NOT Educating FORTRAN programmers to use C

Tom Stockfisch tps at chem.ucsd.edu
Mon Jan 15 17:00:31 AEST 1990


In article <14191 at lambda.UUCP> jlg at lambda.UUCP (Jim Giles) writes:
>From article <649 at chem.ucsd.EDU>, by tps at chem.ucsd.edu (Tom Stockfisch):

>> I have worked on a machine that has a double-word fetch instruction.  It
>> works only on double-word boundaries.  Fortran cannot make use of it
>> because the 77 standard allows any two consecutive members of
>> a real array to be equivalenced as a double precsion array.  Double
>> precision memory fetches with fortran then require two fetch instructions,
>> [...]

>I too have worked on such machines.  What you're saying is hogwash.
>Unless the implementor was an idiot, he would _always_ allocate double
>precision variables on double word boundaries.  The only time he would
>fai to do so would be if the double _really_was_ equivalanced to a
>single word object.  Even THEN he would insert a "dead" word in the
>memory allocation so that the double word objects were properly aligned.
>The only way for optimization to be inhibited would be if he equivalenced
>two different double word objects to an array of singles - AND the two
>equivalances were an odd number of words apart!  In this case, most
>implementations I've seen will still do the fast loads/stores/ on the
>properly aligned data and will issue a warning about the other.
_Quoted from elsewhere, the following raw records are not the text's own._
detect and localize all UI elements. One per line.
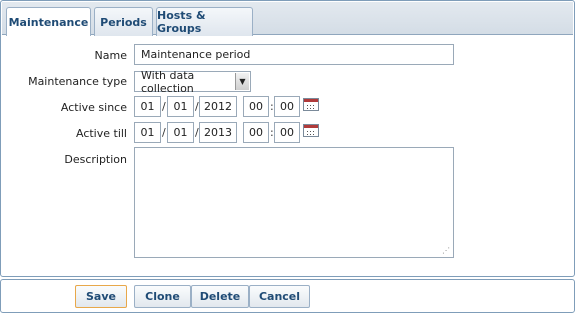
calendar-icon[interactable] bbox=[303, 124, 319, 137]
date-separator: / bbox=[162, 100, 166, 113]
active-since-minute[interactable]: 00 bbox=[274, 96, 300, 117]
delete-button[interactable]: Delete bbox=[191, 285, 249, 308]
active-since-label: Active since bbox=[60, 101, 127, 114]
active-since-year[interactable]: 2012 bbox=[199, 96, 237, 117]
cancel-button[interactable]: Cancel bbox=[249, 285, 310, 308]
calendar-icon[interactable] bbox=[303, 98, 319, 111]
active-till-hour[interactable]: 00 bbox=[243, 122, 269, 143]
tab-periods[interactable]: Periods bbox=[94, 7, 153, 36]
tab-bar: Maintenance Periods Hosts & Groups bbox=[2, 2, 573, 36]
maintenance-type-label: Maintenance type bbox=[28, 75, 127, 88]
clone-button[interactable]: Clone bbox=[134, 285, 191, 308]
form-button-bar: Save Clone Delete Cancel bbox=[0, 279, 575, 313]
maintenance-type-select[interactable]: With data collection ▼ bbox=[134, 68, 251, 95]
save-button[interactable]: Save bbox=[75, 285, 127, 308]
resize-grip-icon[interactable]: ⋰ bbox=[442, 246, 450, 255]
date-separator: / bbox=[162, 126, 166, 139]
active-till-year[interactable]: 2013 bbox=[199, 122, 237, 143]
description-label: Description bbox=[64, 153, 127, 166]
active-since-month[interactable]: 01 bbox=[167, 96, 194, 117]
name-label: Name bbox=[94, 49, 127, 62]
active-since-day[interactable]: 01 bbox=[134, 96, 161, 117]
tab-hosts-groups[interactable]: Hosts & Groups bbox=[156, 7, 253, 36]
description-textarea[interactable]: ⋰ bbox=[134, 147, 454, 258]
active-till-day[interactable]: 01 bbox=[134, 122, 161, 143]
active-till-label: Active till bbox=[75, 127, 127, 140]
name-input[interactable]: Maintenance period bbox=[134, 44, 454, 65]
tab-maintenance[interactable]: Maintenance bbox=[6, 7, 91, 36]
active-till-minute[interactable]: 00 bbox=[274, 122, 300, 143]
maintenance-type-value: With data collection bbox=[141, 68, 195, 95]
active-till-month[interactable]: 01 bbox=[167, 122, 194, 143]
chevron-down-icon[interactable]: ▼ bbox=[235, 73, 249, 90]
active-since-hour[interactable]: 00 bbox=[243, 96, 269, 117]
maintenance-form-panel: Maintenance Periods Hosts & Groups Name … bbox=[0, 0, 575, 277]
What does a non-"idiot"ic compiler do with the following code:

C	FILE A
	subroutine sub( a, m )
	double precision a(m)

	...
		a(i) = a(i) + 1
C		many more accesses of a()
	...
	end

C	FILE B
	program
	real r(5)
	double precision d1(2), d2(2)
	equivalence ( d1(1), r(1) ), ( d2(1), r(2) )
C	d1() and d2() can't both be aligned on an 8 byte boundary

	call sub( d1, 2 )
	call sub( d2, 2 )
	end

If the double word fetch is used in subroutine "sub", then one of the
two calls to sub in the main program will cause an un-aligned memory
violation.  Assuming global optimization is not done, does the
compiler test (at run time) the alignment of a() and jump to one of
two different versions of the body of "sub", one for aligned (fast)
and one for unaligned (slow)?  Please note that if the latter, this
has to be done for essentially every subroutine that has double
precision array arguments, generating *a lot* of extra code.